The hatred for this Republican war on privacy, signed by the Republican president Donald Trump, is as bipartisan as it gets. Among Democrats, 9% wanted the bill signed, 80% vetoed, with 11% not sure. Among Republicans, 14% wanted it signed, 75% wanted it vetoed, with 11% not sure. Among so called Independents, the breakdown was 10-69-21.

The poll is here.

Comments

  1. #1 MikeN
    April 5, 2017

    Why haven’t the internet companies done this already? This was a new regulation that is being overturned. Why weren’t they doing it before? I think the description of the bill, which is something I am against, likely does not match what the bill really does.

  2. #2 Greg Laden
    April 5, 2017

    It is a little more complicated than being generally described. What Trump signed was a bill vacating an Obama protection that had been added to stop the ISPs from taking the next steps in accessing data. That was a “new” bill (not a regulation) but there had been previous regulatory efforts as well. I’m not sure that they weren’t doing it before, and if they weren’t, whyn’t.

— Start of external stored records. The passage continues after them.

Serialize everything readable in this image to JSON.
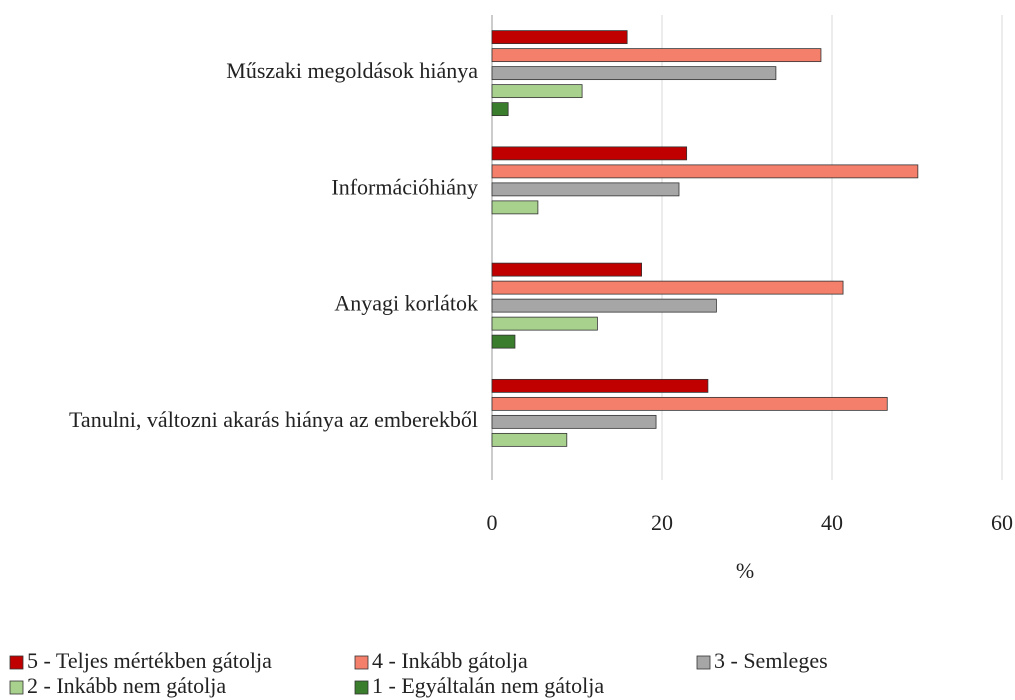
{
  "chart_data": {
    "type": "barh",
    "categories": [
      "Műszaki megoldások hiánya",
      "Információhiány",
      "Anyagi korlátok",
      "Tanulni, változni akarás hiánya az emberekből"
    ],
    "series": [
      {
        "name": "5 - Teljes mértékben gátolja",
        "color": "#c00000",
        "values": [
          15.9,
          22.9,
          17.6,
          25.4
        ]
      },
      {
        "name": "4 - Inkább gátolja",
        "color": "#f4806c",
        "values": [
          38.7,
          50.1,
          41.3,
          46.5
        ]
      },
      {
        "name": "3 - Semleges",
        "color": "#a6a6a6",
        "values": [
          33.4,
          22.0,
          26.4,
          19.3
        ]
      },
      {
        "name": "2 - Inkább nem gátolja",
        "color": "#a9d18e",
        "values": [
          10.6,
          5.4,
          12.4,
          8.8
        ]
      },
      {
        "name": "1 - Egyáltalán nem gátolja",
        "color": "#3a7d2c",
        "values": [
          1.9,
          0,
          2.7,
          0
        ]
      }
    ],
    "xlabel": "%",
    "xlim": [
      0,
      60
    ],
    "xticks": [
      0,
      20,
      40,
      60
    ],
    "grid": true,
    "legend": "bottom"
  }
}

    Sometimes a new bill explicitly removes an old bill, which would mean the removal of the new bill effectively undoes both. Not sure if this is the case here.

    I haven’t researched these details because the point of this post is about what people want Trump to do/not do vs. what he does. I do know that people in the tech and information community (activists on the protection of freedom side) are pretty unhappy about this.

  3. #3 MikeN
    April 5, 2017

    This is the Comcast side of the argument. Not convincing, but if they hadn’t been doing it before, then that is pretty significant.
    http://thehill.com/policy/technology/326707-att-comcast-defend-repeal-of-internet-privacy-rules

    There was lots of msinformation about 10 years ago that Republicans were repealing Net Neutrality. John Dvorak was one of the leaders, and I got him to realize that there was nothing being repealed. Merely in that case they weren’t passing what the activists wanted them to pass. The only thing that was then neutral was because the companies weren’t doing what people were saying was going to happen because of the Republicans.
    It looks the same now, though there is something actually being repealed. I don’t find corporate promises promising, but it is the case that they haven’t done it to date.

  4. #4 Magma
    April 5, 2017

    To be fair, there was probably bags of cash to be had in one form or another, so that makes it all ok.

  5. #5 Zach
    April 6, 2017

    I keep reading proponents of this bill saying “oh it’s not what it looks like.” I’m open to hearing what it actually is, because so far I’m only being told what it is not by them and not how it benefits consumers.

  6. #6 MikeN
    April 6, 2017

    There is not much benefit to consumers, except for possibly lower prices, the same way Google is free, because you are the product being sold. What the bill does is keep the privacy rules with the FTC only, instead of letting FCC rule over ISPs while the search engines and Facebook can keep profiles on you are sell targeted ads.

  7. #7 GregH
    April 7, 2017

    Anyone care to speculate on the effects for those of us who live outside of the US but use US-based services like Google?

  8. #8 MikeN
    April 7, 2017

    The bill doesn’t affect Google much, except others the same power as Google. They are already targeting you with ads, and are not subject to the requirements being repealed.

  9. #9 Kamal LuQmaan
    United States
    April 7, 2017

    .Make fake news a crime and the initiator lible!

  10. #10 William Hurley
    April 16, 2017

    It’s important to recognize that when using the web, every service you touch, every network you cross, every click you make is fodder for the companies “providing” you your web experience to enhance their productization of you.

    Yes, you – you are the product. You (in the virtual body of your data and telemetry) are what businesses sell to their true customers – being advertisers, data brokers, security consultants and many others. The options you’re offered to customize and/or personalize your experience are nothing more than a menu of features – each tagged with a distinct $$$ value – that the true service provider customers can pick-and-chose from.